Human rights activist on trial in China

BEIJING – Hu Jia, a human rights activist and commentator, was tried in a Beijing court yesterday on charges of inciting subversion against the Chinese government through his writings on the Internet.

Hu’s lawyer, Li Fangping, said the Beijing No. 1 Intermediate Court would probably hand down its sentence in about a week. Hu, 34, who faces up to five years in prison, pleaded not guilty.

Li said he was given only 20 minutes to defend Hu, which he said was not enough time to mount a persuasive case. “When the prosecutor spoke, the judge let him finish,” Li said. “But when I spoke, the judge stopped me and said time was short.”

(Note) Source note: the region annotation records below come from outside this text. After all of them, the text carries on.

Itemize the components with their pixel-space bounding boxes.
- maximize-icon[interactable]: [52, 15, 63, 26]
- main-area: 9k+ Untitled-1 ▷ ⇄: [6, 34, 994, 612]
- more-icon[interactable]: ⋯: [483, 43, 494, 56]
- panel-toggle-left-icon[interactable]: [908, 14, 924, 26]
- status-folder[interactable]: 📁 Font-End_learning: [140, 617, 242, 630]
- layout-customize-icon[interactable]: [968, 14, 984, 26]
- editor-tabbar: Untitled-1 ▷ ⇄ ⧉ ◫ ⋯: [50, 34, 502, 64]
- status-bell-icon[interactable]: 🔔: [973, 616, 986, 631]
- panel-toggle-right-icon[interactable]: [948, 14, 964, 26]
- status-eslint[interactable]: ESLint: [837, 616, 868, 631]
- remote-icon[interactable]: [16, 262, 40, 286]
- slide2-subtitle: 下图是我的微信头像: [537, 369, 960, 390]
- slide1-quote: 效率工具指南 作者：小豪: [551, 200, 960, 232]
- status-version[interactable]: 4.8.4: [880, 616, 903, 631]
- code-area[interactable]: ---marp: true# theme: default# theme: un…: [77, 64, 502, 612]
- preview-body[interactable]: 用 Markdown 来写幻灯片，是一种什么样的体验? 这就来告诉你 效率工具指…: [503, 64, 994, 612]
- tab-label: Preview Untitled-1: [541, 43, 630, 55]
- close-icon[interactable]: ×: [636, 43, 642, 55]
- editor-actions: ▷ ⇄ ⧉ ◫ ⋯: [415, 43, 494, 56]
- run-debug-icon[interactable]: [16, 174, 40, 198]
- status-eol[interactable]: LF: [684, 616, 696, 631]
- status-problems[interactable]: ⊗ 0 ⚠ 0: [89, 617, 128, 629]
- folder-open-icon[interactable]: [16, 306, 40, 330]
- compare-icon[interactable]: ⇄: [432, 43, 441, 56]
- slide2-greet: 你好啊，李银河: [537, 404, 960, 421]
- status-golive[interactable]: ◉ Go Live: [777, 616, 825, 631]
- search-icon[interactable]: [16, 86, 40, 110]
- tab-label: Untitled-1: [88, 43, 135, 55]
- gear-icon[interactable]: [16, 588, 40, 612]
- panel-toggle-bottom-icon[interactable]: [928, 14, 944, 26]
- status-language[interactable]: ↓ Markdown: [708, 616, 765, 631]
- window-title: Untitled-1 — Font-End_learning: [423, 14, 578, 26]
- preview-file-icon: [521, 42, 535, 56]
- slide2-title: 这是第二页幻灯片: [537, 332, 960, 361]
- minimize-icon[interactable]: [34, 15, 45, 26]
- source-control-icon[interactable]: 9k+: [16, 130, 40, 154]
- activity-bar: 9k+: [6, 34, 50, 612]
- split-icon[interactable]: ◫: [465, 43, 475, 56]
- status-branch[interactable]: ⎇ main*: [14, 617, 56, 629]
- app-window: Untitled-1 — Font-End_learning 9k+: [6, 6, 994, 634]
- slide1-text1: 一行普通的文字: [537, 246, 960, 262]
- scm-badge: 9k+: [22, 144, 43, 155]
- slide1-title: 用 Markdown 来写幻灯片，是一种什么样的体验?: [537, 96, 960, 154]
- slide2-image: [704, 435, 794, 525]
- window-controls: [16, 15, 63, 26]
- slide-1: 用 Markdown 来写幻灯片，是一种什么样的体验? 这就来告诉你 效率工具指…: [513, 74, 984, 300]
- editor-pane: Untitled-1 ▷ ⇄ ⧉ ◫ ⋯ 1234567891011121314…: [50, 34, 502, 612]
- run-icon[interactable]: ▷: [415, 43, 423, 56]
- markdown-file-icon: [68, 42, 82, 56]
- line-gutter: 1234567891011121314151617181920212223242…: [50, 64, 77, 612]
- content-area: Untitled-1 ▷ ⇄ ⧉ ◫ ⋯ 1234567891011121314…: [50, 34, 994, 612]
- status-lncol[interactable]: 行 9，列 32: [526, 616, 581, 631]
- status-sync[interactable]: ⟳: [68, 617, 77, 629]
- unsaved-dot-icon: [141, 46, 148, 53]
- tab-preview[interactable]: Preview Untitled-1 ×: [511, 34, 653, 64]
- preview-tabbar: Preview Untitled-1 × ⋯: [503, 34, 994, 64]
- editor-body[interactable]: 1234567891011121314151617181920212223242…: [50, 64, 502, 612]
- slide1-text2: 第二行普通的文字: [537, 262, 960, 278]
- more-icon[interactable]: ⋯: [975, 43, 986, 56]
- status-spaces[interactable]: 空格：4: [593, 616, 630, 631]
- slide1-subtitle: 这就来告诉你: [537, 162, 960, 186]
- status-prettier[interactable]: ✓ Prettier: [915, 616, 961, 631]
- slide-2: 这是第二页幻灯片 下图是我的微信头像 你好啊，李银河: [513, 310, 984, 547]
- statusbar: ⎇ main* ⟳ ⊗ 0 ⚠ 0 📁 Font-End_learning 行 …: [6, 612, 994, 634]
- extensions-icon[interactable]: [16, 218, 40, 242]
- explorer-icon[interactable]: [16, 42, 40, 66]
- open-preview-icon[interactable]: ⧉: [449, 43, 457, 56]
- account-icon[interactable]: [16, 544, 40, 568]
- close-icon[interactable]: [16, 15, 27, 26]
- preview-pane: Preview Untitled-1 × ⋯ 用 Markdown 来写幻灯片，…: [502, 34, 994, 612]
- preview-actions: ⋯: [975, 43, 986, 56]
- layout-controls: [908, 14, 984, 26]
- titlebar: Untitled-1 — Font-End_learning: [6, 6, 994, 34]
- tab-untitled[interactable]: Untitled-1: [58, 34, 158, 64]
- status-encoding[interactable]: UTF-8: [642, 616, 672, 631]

Hu was detained Dec. 27 in what was seen as part of a crackdown by Chinese censors and security services to rid the Internet of dissidents in the lead-up to the 2008 Olympic Games in Beijing this August. Formal charges were filed a month later. His wife, Zeng Jinyan, and their infant daughter, Qianci, were restricted from leaving Hu’s Beijing apartment.

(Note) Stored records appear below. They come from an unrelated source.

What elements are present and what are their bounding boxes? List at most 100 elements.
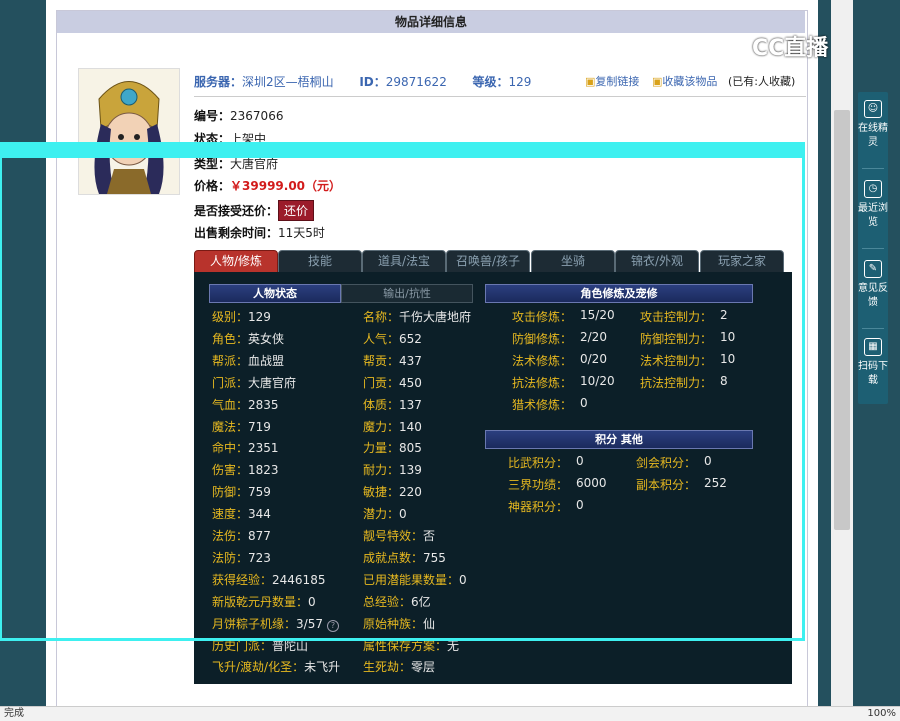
stat-label: 耐力： bbox=[363, 463, 400, 478]
subtab-status[interactable]: 人物状态 bbox=[209, 284, 341, 303]
stat-row: 总经验：6亿 bbox=[363, 593, 431, 610]
copy-link-button[interactable]: ▣复制链接 bbox=[585, 73, 639, 89]
stat-label: 魔法： bbox=[212, 419, 249, 434]
stat-label: 攻击修炼： bbox=[512, 310, 573, 324]
stat-value: 无 bbox=[447, 638, 460, 653]
stat-label: 抗法修炼： bbox=[512, 375, 573, 390]
stat-row: 月饼粽子机缘：3/57? bbox=[212, 615, 339, 632]
stat-row: 速度：344 bbox=[212, 505, 271, 522]
stat-label: 已用潜能果数量： bbox=[363, 572, 460, 587]
control-value: 10 bbox=[720, 330, 735, 344]
zoom-level[interactable]: 100% bbox=[867, 707, 896, 721]
stat-label: 飞升/渡劫/化圣： bbox=[212, 660, 305, 675]
id-value: 29871622 bbox=[385, 75, 447, 89]
stat-row: 飞升/渡劫/化圣：未飞升 bbox=[212, 658, 340, 675]
cultivation-row: 法术修炼： bbox=[512, 352, 572, 369]
stat-value: 759 bbox=[248, 485, 271, 500]
stat-value: 普陀山 bbox=[272, 638, 309, 653]
help-icon[interactable]: ? bbox=[326, 619, 339, 632]
stat-label: 门派： bbox=[212, 375, 249, 390]
stat-label: 魔力： bbox=[363, 419, 400, 434]
stat-row: 历史门派：普陀山 bbox=[212, 637, 308, 654]
tab-pets[interactable]: 召唤兽/孩子 bbox=[446, 250, 530, 273]
points-row: 三界功绩： bbox=[508, 476, 568, 493]
tab-mounts[interactable]: 坐骑 bbox=[531, 250, 615, 273]
subtab-output[interactable]: 输出/抗性 bbox=[341, 284, 473, 303]
clock-icon: ◷ bbox=[864, 180, 882, 198]
stat-label: 伤害： bbox=[212, 463, 249, 478]
stat-value: 252 bbox=[704, 475, 727, 490]
stat-row: 法防：723 bbox=[212, 549, 271, 566]
stat-value: 755 bbox=[423, 550, 446, 565]
cultivation-title: 角色修炼及宠修 bbox=[485, 284, 753, 303]
stat-label: 总经验： bbox=[363, 594, 412, 609]
stat-value: 未飞升 bbox=[304, 660, 341, 675]
stat-value: 0 bbox=[308, 594, 316, 609]
control-row: 法术控制力： bbox=[640, 352, 712, 369]
stat-value: 139 bbox=[399, 463, 422, 478]
control-value: 10 bbox=[720, 352, 735, 366]
stat-value: 2351 bbox=[248, 441, 279, 456]
side-qr[interactable]: ▦ 扫码下载 bbox=[858, 338, 888, 388]
stat-row: 级别：129 bbox=[212, 308, 271, 325]
stat-value: 129 bbox=[248, 310, 271, 324]
stat-row: 已用潜能果数量：0 bbox=[363, 571, 467, 588]
scrollbar-thumb[interactable] bbox=[834, 110, 850, 530]
stat-row: 气血：2835 bbox=[212, 396, 279, 413]
tab-home[interactable]: 玩家之家 bbox=[700, 250, 784, 273]
stat-value: 仙 bbox=[423, 616, 436, 631]
control-row: 攻击控制力： bbox=[640, 308, 712, 325]
stat-row: 敏捷：220 bbox=[363, 483, 422, 500]
tab-skills[interactable]: 技能 bbox=[278, 250, 362, 273]
stat-value: 140 bbox=[399, 419, 422, 434]
stat-row: 人气：652 bbox=[363, 330, 422, 347]
tab-character[interactable]: 人物/修炼 bbox=[194, 250, 278, 273]
cultivation-value: 2/20 bbox=[580, 330, 607, 344]
favorite-button[interactable]: ▣收藏该物品 bbox=[652, 73, 717, 89]
cultivation-value: 10/20 bbox=[580, 374, 615, 388]
stat-row: 防御：759 bbox=[212, 483, 271, 500]
side-feedback[interactable]: ✎ 意见反馈 bbox=[858, 260, 888, 310]
cultivation-value: 0 bbox=[580, 396, 588, 410]
stat-value: 3/57 bbox=[296, 616, 323, 631]
stat-label: 气血： bbox=[212, 397, 249, 412]
stat-label: 名称： bbox=[363, 310, 400, 324]
points-value: 0 bbox=[704, 454, 712, 468]
counter-offer-button[interactable]: 还价 bbox=[278, 200, 315, 221]
stat-label: 体质： bbox=[363, 397, 400, 412]
background-left bbox=[0, 0, 46, 706]
cultivation-row: 猎术修炼： bbox=[512, 396, 572, 413]
stat-label: 剑会积分： bbox=[636, 456, 697, 470]
stat-row: 靓号特效：否 bbox=[363, 527, 435, 544]
counter-offer: 是否接受还价： 还价 bbox=[194, 200, 315, 221]
control-row: 防御控制力： bbox=[640, 330, 712, 347]
tab-items[interactable]: 道具/法宝 bbox=[362, 250, 446, 273]
points-row: 比武积分： bbox=[508, 454, 568, 471]
stat-row: 力量：805 bbox=[363, 439, 422, 456]
favorite-icon: ▣ bbox=[652, 75, 663, 88]
side-recent[interactable]: ◷ 最近浏览 bbox=[858, 180, 888, 230]
stat-row: 获得经验：2446185 bbox=[212, 571, 325, 588]
stat-row: 生死劫：零层 bbox=[363, 658, 435, 675]
cultivation-value: 0/20 bbox=[580, 352, 607, 366]
remaining-time: 出售剩余时间：11天5时 bbox=[194, 226, 325, 240]
stat-label: 角色： bbox=[212, 331, 249, 346]
stat-label: 帮派： bbox=[212, 353, 249, 368]
id-label: ID： bbox=[359, 75, 386, 89]
stat-value: 0 bbox=[399, 507, 407, 522]
tab-outfits[interactable]: 锦衣/外观 bbox=[615, 250, 699, 273]
stat-row: 魔法：719 bbox=[212, 418, 271, 435]
stat-row: 魔力：140 bbox=[363, 418, 422, 435]
stat-label: 命中： bbox=[212, 441, 249, 456]
side-online-assistant[interactable]: ☺ 在线精灵 bbox=[858, 100, 888, 150]
stat-label: 猎术修炼： bbox=[512, 397, 573, 412]
stat-value: 437 bbox=[399, 353, 422, 368]
stat-label: 新版乾元丹数量： bbox=[212, 594, 309, 609]
item-price: 价格：￥39999.00（元） bbox=[194, 179, 342, 193]
level-label: 等级： bbox=[472, 75, 509, 89]
points-value: 252 bbox=[704, 476, 727, 490]
points-value: 6000 bbox=[576, 476, 607, 490]
stat-label: 法术控制力： bbox=[640, 353, 713, 368]
edit-icon: ✎ bbox=[864, 260, 882, 278]
stat-value: 零层 bbox=[411, 660, 436, 675]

Zeng had worked with her husband on an Internet site that gathered and relayed dissident reporting and opinion on Chinese websites. She was a witness in yesterday’s trial and was allowed a brief meeting with her husband on the sidelines of the 3 1/2 hour proceedings.

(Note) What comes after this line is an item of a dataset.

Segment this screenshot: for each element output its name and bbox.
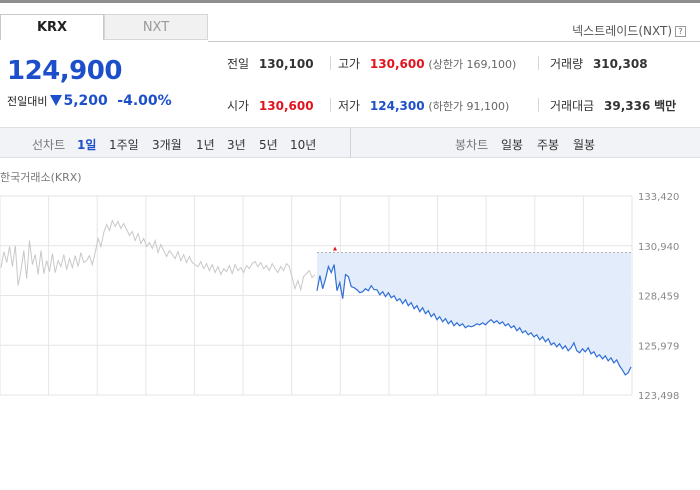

Human Rights Watch, a US-based advocacy group, denounced the legal proceedings against Hu and said the charges were inconsistent with international law because they sought to punish peaceful criticism of the Chinese political system.

“Hu Jia’s case has been marked by grave rights violations from the start,” Sophie Richardson, the Asia advocacy director for Human Rights Watch, said in a statement. “His arrest was political, the charges are political and his trial is political.”

Premier Wen Jiabao, in a news conference, denied that Hu’s case was part of a party campaign to put away dissidents in advance of the Olympics. “I can make it very clear to you that China is a country under the rule of law,” he said.